Domestic violence history should be factor in child-access cases
Women’s Aid says 3,800 disclosures of child abuse made to charity in 2016
Women’s Aid Impact Report: Prof Stephanie Holt, Minister for Children Katherine Zappone and Sinéad Burke at the launch on Wednesday. Photograph: Dara Mac Dónaill
Courts must consider any history of domestic violence when they make orders for access to children, an expert on children and domestic violence has said.
Stephanie Holt, an assistant professor of social studies at Trinity College Dublin, said there is “no evidence to support a claim that children will benefit from ongoing and unmonitored presence of an abusive man in their lives”.
Speaking at the launch of the Women’s Aid Impact Report 2016, Prof Holt said that courts allow contact “in the misguided belief” that domestic violence does not need to be taken as seriously once parents have separated. In ignoring a history of violence “we elevate significantly the risk to the child, because we no longer are considering it”.
Almost 17,000 disclosures of domestic violence against women were made to Women’s Aid last year, as well as more than 3,800 disclosures of child abuse.
Prof Holt said the principle that it is in all children’s best interests to have contact with both parents after a separation or divorce underpins most decisions about child contact. In general no one would disagree with that, “but for safe, quality contact to happen we have to establish evidentially what is actually in the child’s best interests and move away from this universal notion of what is in every child’s best interest.”
She said that children experience domestic violence as “a potent and overwhelmingly negative, permanent cloud on their lives” and that it does not end when post-separation contact “facilitates the ongoing and usually unmonitored presence of abusive men in their lives”.

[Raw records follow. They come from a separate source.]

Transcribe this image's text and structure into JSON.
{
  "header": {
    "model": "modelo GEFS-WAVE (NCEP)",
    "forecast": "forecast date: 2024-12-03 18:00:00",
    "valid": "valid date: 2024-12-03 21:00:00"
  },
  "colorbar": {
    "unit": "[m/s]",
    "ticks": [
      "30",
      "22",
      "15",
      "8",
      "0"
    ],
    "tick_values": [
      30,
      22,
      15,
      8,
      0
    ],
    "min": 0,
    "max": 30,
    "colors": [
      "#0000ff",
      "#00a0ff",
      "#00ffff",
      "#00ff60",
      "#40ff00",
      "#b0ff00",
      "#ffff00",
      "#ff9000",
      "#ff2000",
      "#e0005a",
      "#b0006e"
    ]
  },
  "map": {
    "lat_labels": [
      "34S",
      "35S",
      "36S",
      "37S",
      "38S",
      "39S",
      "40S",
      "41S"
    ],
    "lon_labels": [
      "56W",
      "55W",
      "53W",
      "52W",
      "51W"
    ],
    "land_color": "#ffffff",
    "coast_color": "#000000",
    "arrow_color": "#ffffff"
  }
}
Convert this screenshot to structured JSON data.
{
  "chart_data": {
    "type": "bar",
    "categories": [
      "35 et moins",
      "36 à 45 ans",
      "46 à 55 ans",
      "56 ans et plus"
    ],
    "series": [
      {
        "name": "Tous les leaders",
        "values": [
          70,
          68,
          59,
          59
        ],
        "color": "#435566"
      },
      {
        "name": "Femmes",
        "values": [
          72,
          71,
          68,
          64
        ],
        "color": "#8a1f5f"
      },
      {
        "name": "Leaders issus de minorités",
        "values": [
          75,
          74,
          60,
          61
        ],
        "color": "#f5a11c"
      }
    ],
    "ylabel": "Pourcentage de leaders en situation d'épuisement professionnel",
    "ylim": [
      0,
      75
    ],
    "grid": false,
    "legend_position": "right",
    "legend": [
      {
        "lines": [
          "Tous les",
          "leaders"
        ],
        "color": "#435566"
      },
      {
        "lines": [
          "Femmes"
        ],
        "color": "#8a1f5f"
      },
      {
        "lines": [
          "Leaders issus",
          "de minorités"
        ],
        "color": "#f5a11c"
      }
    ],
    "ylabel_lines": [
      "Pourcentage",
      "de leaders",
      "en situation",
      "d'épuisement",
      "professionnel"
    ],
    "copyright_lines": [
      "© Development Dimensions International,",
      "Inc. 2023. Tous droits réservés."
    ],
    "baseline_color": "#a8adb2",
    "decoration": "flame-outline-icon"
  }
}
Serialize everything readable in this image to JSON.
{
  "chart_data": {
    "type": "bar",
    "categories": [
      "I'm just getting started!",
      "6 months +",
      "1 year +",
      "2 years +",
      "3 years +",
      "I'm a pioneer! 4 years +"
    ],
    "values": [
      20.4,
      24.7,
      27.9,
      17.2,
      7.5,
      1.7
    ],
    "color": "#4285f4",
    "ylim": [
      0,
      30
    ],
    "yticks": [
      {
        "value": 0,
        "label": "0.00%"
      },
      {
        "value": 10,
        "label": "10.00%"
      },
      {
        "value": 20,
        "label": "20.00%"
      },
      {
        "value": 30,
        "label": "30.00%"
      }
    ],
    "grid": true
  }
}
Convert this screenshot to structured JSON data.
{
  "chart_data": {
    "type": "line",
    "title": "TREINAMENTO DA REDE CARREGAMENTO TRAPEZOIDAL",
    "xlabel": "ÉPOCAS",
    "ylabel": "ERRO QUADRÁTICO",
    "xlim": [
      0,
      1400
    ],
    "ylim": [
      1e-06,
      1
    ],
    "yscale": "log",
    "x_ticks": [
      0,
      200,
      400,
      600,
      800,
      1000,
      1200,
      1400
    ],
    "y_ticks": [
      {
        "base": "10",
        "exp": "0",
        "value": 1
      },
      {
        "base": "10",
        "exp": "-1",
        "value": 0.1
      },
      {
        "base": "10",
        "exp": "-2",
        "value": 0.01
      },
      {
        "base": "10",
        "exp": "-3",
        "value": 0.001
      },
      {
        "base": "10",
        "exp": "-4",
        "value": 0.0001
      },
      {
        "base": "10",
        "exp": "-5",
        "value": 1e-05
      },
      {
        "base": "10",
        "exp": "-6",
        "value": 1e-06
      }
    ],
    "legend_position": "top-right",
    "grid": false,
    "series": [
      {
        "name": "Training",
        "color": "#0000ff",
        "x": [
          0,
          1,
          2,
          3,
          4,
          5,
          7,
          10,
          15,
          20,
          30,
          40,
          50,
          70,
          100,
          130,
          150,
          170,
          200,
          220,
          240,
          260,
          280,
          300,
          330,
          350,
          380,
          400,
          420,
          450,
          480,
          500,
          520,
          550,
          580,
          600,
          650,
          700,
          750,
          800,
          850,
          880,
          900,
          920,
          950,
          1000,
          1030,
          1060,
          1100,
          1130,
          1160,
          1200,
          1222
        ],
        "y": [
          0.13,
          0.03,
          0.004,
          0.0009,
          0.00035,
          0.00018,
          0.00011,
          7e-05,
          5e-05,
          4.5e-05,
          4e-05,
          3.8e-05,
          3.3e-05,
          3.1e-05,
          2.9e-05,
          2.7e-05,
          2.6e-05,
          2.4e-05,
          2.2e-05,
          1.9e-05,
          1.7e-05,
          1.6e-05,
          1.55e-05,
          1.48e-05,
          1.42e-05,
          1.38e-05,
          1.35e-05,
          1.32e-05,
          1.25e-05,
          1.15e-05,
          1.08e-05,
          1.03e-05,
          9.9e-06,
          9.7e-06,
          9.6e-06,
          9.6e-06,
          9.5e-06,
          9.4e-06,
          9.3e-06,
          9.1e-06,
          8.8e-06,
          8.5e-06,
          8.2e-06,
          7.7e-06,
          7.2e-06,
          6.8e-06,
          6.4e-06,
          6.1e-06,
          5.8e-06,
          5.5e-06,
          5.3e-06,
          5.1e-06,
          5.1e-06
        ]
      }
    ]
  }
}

She said her findings were grounded in facts and were not “anti-fathers” or “anti-contact” rhetoric.
There had to be an openness to not taking resumption of contact as a starting point, as well as meaningful engagement with children, Prof Holt said.
Courts are now obliged, in cases involving access, to establish the age, maturity and wishes of any child affected, according to Ursula Regan, the chairwoman of the charity. “Judges have taken a view that they will interview children over the age of 12 to establish what their wishes are regarding access,” she said at the launch. “Unless either or both parents [of under-12s] are in a position to fund a private report, there are little or no resources for judges to call upon to have a report before the court.”
She queried who would be asking the child how they felt about contact with a violent or abusive parent or whether they felt safe. “These are basic and fundamental questions which need to be addressed, and I believe it is the obligation of the State to address such matters through a properly funded process, to include professional services made available to the court.”
Minister for Children Katherine Zappone said she would like the upcoming Domestic Violence Bill 2017 to include an out-of-hours court service, so that victims can obtain emergency barring orders. “I will be raising that again with the Tánaiste when it comes to taking the Bill forward,” she said.